Figure 1. Map of Benue State, the study area (Ujoh et al., 2019).
3.2 Intervention preparation
The process began with the digitization of the four modules of the 2014 FIRST for Midwives course (Patient Risk Management, Wound Management, Basic Obstetrics, and Community Maternal Danger Score) and preparation of 2 additional modules (Respectful Maternal Care, and Impairment at Birth). This required video recording of lectures and skills demonstrations, development of presentations, quiz questions and formative evaluations. Pre- and post- course modules were developed to introduce the students to the course and evaluate their performance, including use of an OSCE. Moodle (ref Home | Moodle.org), an open-source Learning Management System (LMS), was selected as the platform for the course because: (1) it has a Mobile App with some offline capabilities; this was important for the study given that internet access in this setting is unreliable, and (2) because of the flexibility offered by the more than 2,000 available plugins. Efforts were made to ensure that the learning experience was interactive, utilizing H5P plugins for video and slide presentations (ref H5P – Create and Share Rich HTML5 Content and Applications) and providing immediate feedback to the learner when they responded to questions both correctly and incorrectly. Case studies used stock photos to enhance visual interest, and each module concluded with survey questions for the evaluation of students’ understanding of the content of training materials.
3.3 Intervention delivery
For each of the modules, the students were randomized in a cross-over design into digital or standard learning. A print manual was provided, which included directions for use of the Moodle app. For both digital and standard delivery, students completed their modular evaluation exercise on the Moodle app. It was necessary to provide the classrooms in both schools with a wireless router and ensure continuous electrification of the routers (and fans for cooling) with a back-up generator.

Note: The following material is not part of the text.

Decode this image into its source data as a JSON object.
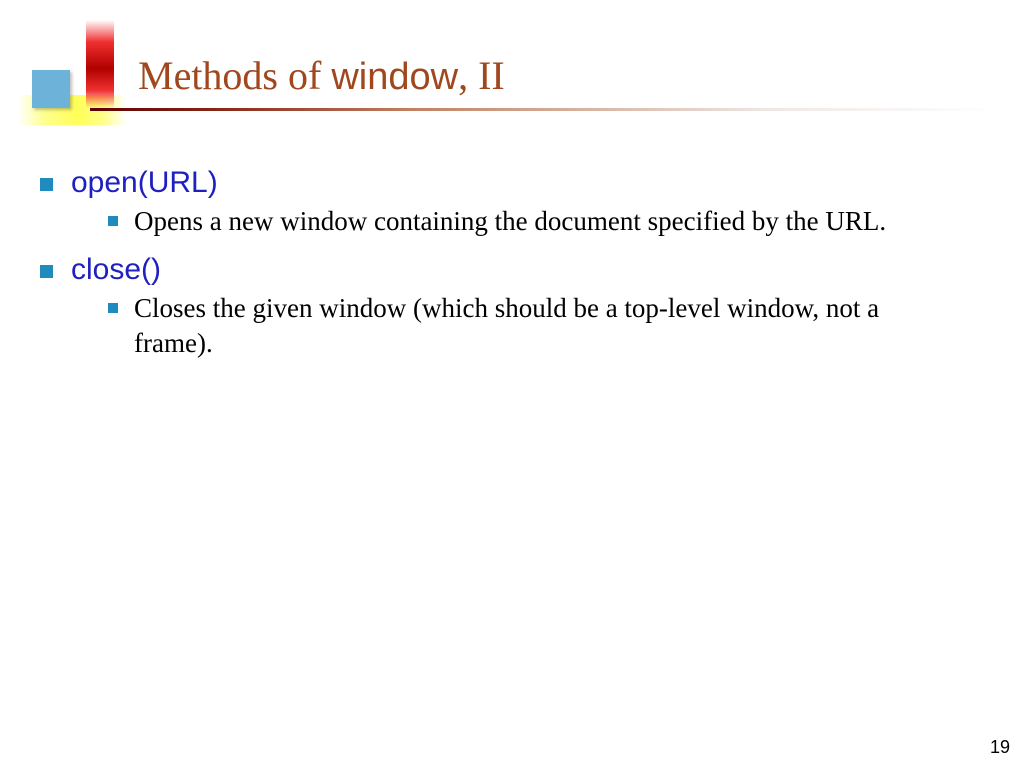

3.4 Implementation period and study population
The MADE-I project was implemented from March to October 2021, and comprised three phases:
i. a formative evaluation with students and midwifery instructors,
ii. an evaluation of the effectiveness of the digital approach of the FIRST course, and
iii. a post-intervention evaluation with students and instructors.
The findings reported in this paper covers all 3 phases but the post-intervention evaluation reported is for students only.
However, the actual student trial was conducted over 3 weeks in September and October 2021. Given the level of the content in the FIRST training curriculum, in discussions with the leadership team of both midwifery schools, it was decided to include only 2nd year midwifery diploma students, 50 from Mkar and 98 from Makurdi.
3.5 Trial design
This study used a non-inferiority design (Honoris et al., 2020) as we were interested in establishing whether the less resource-demanding digital delivery of the material was at least as effective as the standard in-person small-group training. This was a concern given that the human resource requirements of conventional delivery render it less accessible for the increasing numbers of students seeking midwifery education and given insecurity and lack of funding to hire the required numbers of expert trainers to deliver in-person, conventional training in such settings.
Based on the objectives of the project, two modes of delivery were used for lecture material: online delivery using a LMS (Moodle app), and the traditional face-to-face classroom delivery mode. We divided the students into groups using a tool called Cohort model. The Moodle mobile app was used because it allows students to access their courses with or without internet connection.
As the project used a crossover design, all students served as both intervention (here referred to as digital group) and control group (small group). This approach helped minimize the impact of any differences in the allocation between groups, eliminating an important potential source of bias.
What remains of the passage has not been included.